Tuesday was the birthday of James Madison, the “Father of the Constitution.” Reflecting upon Madison’s wise words, it’s hard to understand how the federal “community development” programs that have funded ACORN could pass constitutional muster:

“The government of the United States is a definite government, confined to specified objects. It is not like state governments, whose powers are more general. Charity is no part of the legislative duty of the government.”

“[T]he powers of the federal government are enumerated; it can only operate in certain cases; it has legislative powers on defined and limited objects, beyond which it cannot extend its jurisdiction.”

“With respect to the two words “general welfare,” I have always regarded them as qualified by the detail of powers connected with them. To take them in a literal and unlimited sense would be a metamorphosis of the Constitution into a character which there is a host of proofs was not contemplated by its creators.”

“If Congress can do whatever in their discretion can be done by money, and will promote the general welfare, the government is no longer a limited one possessing enumerated powers, but an indefinite one subject to particular exceptions.”

See this essay for reasons why these HUD community development programs should be abolished.

Ray LaHood as Santa Claus

U.S. News & World Report’s columnist Paul Bedard reports that Transportation secretary Ray LaHood told him that it’s fun playing Santa Claus to states and cities around the nation.

So let’s take a look at some recent examples of DOT gift-giving with federal taxpayers’ money:

  • DOT’s Federal Highway Administration helped restore an old brewery in Petosi, Wisconsin with a $450,000 gift. That should make taxpayers want to drink.
  • Dolgeville, New York intends to use DOT stimulus money to repair sidewalks even though the village acknowledges that the new sidewalks will have to be torn up and replaced again due to impending water and sewage line upgrades. Keynes would be particularly proud of this one. Last year the city received a $1 million gift from DOT for the “installation of period street lights, trees, accent pavers, street furniture and sidewalk improvements” on the city’s Main Street.
  • The Michigan Department of Transportation plans on spending $5 million in federal DOT money on a bunch of projects that are of unquestionable national importance: cobblestone streets in Grand Rapids; exhibits at the Detroit Science Center; rehabilitating the historic Quincy and Torch Lake Railroad Engine House in the Upper Peninsula; a bridge for bicyclists and pedestrians over the Clinton River in Utica and bike racks at several locations in Wayne, Oakland, and Macomb counties.

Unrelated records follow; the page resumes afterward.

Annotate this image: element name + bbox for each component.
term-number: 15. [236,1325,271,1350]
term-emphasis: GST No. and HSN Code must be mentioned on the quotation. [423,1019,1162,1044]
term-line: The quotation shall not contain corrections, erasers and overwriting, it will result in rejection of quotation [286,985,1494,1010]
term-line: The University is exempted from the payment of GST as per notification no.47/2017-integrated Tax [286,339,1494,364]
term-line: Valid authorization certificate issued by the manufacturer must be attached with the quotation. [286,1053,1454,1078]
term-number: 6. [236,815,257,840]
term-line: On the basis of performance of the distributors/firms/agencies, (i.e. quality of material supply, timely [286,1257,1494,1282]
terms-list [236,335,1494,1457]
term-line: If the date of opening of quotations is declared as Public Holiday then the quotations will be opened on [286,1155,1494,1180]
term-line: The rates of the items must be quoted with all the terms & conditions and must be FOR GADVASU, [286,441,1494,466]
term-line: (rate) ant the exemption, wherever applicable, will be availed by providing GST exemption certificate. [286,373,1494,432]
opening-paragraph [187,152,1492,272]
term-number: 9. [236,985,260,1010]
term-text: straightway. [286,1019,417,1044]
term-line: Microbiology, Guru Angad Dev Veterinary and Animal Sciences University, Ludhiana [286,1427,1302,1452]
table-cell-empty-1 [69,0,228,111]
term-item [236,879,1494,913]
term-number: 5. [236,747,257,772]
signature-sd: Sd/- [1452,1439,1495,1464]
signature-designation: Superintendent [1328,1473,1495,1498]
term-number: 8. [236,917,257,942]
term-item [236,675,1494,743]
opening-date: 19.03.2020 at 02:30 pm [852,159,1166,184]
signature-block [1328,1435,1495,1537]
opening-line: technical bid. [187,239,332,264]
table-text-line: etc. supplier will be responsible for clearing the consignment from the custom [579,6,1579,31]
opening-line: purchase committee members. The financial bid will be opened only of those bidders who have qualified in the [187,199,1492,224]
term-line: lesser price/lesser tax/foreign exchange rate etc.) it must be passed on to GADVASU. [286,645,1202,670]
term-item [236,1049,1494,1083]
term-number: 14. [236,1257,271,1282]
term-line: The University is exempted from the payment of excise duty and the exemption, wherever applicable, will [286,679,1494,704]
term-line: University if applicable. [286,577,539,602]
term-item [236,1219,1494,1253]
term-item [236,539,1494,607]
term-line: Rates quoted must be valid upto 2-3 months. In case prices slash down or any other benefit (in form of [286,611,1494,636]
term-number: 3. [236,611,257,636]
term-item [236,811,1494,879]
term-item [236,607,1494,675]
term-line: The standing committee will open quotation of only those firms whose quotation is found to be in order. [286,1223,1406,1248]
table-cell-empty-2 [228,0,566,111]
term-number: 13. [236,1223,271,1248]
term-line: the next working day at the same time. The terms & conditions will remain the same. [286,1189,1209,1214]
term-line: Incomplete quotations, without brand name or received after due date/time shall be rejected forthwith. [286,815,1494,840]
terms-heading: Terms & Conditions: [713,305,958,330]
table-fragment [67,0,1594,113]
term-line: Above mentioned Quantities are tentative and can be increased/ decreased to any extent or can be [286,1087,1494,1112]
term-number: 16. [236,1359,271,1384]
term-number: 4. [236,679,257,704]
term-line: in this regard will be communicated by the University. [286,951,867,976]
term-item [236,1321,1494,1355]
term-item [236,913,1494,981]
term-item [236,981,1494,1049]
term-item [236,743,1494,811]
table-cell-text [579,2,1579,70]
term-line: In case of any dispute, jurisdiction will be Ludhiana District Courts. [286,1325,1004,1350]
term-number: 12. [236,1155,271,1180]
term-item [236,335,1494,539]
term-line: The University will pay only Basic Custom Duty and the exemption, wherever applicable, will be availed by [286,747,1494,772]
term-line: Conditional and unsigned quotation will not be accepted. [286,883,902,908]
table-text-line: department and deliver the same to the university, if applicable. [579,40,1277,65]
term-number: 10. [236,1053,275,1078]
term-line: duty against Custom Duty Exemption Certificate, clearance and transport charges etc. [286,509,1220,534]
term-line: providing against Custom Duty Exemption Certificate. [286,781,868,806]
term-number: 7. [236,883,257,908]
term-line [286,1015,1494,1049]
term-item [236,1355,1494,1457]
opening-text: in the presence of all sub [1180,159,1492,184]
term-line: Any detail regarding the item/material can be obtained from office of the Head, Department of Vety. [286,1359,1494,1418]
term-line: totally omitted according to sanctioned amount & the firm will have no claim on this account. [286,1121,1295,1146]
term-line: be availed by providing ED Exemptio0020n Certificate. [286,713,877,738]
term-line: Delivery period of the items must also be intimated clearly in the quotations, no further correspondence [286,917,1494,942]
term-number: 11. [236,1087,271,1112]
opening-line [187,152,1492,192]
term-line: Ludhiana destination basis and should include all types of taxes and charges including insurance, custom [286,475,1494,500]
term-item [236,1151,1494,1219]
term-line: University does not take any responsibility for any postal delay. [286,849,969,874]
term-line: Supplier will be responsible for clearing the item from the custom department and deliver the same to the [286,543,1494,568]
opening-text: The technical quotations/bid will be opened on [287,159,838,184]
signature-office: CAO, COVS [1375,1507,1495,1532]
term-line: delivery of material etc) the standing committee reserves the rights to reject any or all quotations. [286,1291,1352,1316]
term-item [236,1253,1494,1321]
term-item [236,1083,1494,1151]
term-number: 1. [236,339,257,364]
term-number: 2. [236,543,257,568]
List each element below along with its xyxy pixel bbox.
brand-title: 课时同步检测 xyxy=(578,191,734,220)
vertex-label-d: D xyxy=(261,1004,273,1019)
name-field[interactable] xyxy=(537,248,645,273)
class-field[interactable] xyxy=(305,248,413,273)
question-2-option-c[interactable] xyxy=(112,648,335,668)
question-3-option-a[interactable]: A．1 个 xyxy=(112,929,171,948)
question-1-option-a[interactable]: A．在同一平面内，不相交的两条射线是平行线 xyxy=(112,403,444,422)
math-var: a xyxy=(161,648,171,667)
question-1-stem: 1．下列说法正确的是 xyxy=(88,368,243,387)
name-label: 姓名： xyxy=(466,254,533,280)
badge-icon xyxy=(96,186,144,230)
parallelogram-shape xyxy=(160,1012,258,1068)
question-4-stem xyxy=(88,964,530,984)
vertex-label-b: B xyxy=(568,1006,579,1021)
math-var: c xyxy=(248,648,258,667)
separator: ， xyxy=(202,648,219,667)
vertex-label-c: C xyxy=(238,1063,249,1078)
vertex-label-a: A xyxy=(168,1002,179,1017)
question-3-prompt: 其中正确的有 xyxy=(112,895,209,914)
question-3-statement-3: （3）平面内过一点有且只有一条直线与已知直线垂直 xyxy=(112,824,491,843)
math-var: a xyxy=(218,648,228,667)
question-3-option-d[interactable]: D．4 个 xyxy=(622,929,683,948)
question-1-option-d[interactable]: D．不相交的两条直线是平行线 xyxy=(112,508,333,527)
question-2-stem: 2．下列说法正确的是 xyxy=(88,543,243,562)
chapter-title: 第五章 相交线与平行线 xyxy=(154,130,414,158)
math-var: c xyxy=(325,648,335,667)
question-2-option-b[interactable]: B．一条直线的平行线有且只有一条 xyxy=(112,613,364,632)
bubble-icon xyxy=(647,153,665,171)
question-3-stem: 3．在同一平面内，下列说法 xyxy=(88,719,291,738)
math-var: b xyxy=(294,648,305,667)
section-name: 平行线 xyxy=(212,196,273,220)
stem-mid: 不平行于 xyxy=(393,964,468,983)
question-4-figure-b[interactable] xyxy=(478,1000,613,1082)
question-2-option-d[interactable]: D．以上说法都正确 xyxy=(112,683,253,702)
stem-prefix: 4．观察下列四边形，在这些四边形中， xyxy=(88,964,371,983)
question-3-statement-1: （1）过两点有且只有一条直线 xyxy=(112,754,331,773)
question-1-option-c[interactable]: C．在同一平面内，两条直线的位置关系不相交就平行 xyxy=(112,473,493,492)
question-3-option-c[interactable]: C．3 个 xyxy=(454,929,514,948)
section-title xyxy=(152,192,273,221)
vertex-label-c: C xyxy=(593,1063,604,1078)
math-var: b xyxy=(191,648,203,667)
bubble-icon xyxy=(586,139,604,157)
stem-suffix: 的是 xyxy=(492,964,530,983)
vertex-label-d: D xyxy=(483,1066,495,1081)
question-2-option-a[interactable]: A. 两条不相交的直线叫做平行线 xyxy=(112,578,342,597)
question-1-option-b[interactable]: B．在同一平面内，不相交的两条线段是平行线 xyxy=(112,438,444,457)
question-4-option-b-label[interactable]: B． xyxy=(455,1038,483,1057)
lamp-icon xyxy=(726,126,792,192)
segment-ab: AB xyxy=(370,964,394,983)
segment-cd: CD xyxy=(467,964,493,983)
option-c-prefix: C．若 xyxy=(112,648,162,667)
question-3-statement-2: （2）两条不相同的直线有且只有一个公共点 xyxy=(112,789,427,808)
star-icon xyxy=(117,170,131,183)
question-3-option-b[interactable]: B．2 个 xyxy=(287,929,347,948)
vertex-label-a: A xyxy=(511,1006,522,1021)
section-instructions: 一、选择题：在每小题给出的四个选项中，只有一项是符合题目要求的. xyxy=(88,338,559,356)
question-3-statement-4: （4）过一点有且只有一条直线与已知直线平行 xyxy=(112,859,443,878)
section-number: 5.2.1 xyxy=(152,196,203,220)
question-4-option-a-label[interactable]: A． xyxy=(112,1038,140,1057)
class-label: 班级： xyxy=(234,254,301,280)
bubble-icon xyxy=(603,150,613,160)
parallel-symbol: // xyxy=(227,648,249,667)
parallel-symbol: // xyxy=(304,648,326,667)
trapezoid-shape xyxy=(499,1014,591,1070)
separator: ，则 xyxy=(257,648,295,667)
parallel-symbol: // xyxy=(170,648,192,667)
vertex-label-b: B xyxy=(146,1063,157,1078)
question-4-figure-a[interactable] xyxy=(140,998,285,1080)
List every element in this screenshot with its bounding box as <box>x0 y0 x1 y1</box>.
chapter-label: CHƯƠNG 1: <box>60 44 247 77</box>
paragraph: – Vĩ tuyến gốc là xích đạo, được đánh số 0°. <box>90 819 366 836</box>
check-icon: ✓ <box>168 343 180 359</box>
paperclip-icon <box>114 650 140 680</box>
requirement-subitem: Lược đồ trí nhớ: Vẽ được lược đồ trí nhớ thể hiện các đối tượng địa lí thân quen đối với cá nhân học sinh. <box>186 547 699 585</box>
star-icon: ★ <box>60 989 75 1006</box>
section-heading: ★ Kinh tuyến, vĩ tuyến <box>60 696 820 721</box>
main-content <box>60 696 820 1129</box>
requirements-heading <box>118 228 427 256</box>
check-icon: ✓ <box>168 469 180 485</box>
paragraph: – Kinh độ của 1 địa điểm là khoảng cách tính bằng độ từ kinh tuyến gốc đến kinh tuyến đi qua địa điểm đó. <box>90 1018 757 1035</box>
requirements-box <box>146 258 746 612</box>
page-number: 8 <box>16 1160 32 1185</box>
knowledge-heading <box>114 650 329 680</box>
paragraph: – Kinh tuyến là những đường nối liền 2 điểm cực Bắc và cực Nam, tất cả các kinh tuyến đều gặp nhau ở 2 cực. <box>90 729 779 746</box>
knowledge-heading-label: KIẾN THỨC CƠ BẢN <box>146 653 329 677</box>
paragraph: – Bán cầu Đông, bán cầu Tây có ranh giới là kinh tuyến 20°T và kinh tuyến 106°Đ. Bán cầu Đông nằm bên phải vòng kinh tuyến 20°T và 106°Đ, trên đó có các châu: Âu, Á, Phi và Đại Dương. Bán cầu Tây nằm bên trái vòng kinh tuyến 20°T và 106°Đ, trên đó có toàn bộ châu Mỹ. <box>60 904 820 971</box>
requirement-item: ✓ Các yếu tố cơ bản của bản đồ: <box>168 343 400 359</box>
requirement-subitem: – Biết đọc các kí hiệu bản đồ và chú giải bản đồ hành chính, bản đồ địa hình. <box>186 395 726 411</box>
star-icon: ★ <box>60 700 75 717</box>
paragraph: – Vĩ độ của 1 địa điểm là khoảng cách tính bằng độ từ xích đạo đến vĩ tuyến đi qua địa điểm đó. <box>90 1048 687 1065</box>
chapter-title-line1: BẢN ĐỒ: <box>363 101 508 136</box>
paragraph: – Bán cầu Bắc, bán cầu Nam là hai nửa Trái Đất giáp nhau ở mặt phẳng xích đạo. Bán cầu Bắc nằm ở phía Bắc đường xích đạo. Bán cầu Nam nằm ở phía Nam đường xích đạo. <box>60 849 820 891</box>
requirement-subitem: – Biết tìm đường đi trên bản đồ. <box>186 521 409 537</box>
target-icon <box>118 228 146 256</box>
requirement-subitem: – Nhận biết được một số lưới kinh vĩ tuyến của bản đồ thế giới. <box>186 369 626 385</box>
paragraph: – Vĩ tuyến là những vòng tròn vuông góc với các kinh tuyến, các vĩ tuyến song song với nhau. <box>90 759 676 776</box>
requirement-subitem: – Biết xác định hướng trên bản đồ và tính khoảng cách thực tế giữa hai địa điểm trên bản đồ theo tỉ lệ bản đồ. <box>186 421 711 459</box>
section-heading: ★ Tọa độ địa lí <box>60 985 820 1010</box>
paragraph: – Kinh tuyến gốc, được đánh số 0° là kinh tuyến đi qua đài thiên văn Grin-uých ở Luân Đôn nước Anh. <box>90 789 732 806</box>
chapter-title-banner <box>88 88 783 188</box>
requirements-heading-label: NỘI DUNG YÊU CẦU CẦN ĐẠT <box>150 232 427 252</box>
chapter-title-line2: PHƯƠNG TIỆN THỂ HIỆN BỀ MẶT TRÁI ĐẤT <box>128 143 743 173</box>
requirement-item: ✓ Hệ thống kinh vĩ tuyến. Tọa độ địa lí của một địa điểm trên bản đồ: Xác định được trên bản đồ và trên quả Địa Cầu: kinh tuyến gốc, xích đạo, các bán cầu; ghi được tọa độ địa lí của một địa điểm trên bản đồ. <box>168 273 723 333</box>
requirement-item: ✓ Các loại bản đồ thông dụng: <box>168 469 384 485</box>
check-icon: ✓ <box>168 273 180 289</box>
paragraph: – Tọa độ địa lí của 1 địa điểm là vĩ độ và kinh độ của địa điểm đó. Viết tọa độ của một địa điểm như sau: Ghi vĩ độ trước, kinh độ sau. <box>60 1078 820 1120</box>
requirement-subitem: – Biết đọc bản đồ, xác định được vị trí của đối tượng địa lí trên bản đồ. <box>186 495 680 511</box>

These projects might be worthwhile, but they should be paid for by the local interests who can best judge their worth.

In his 1932 book, Congress as Santa Claus, constitutional scholar Charles Warren offered a prescient warning on the dangers of federal subsidization of state and local affairs:

The continuance of this practice of shifting to the National Government responsibility for payment for matters which formerly were dealt with by individual initiative, by community cooperation, by voluntary organizations, or by local or State governments – the continuance of this practice of making drafts on the National Treasury to carry out purposes not within the enumerated or implied powers of the National Government will inevitably have two results.

So far as these Government donations consist of direct appropriations for private or local interests, they will deaden and finally destroy the eagerness or willingness of State Governments and local communities to pay for their own needs. So far as they take the shape of the so-called Federal Aid laws for local projects to be matched by local appropriations, they will have ‘a tendency to induce excessive expenditures by State and municipal governments, with top-heavy bond issues and oppressive local taxation.’

I doubt in Warren’s worst nightmares could he have envisioned the examples of DOT spending above, let alone the existence of a $90 billion federal Department of Transportation.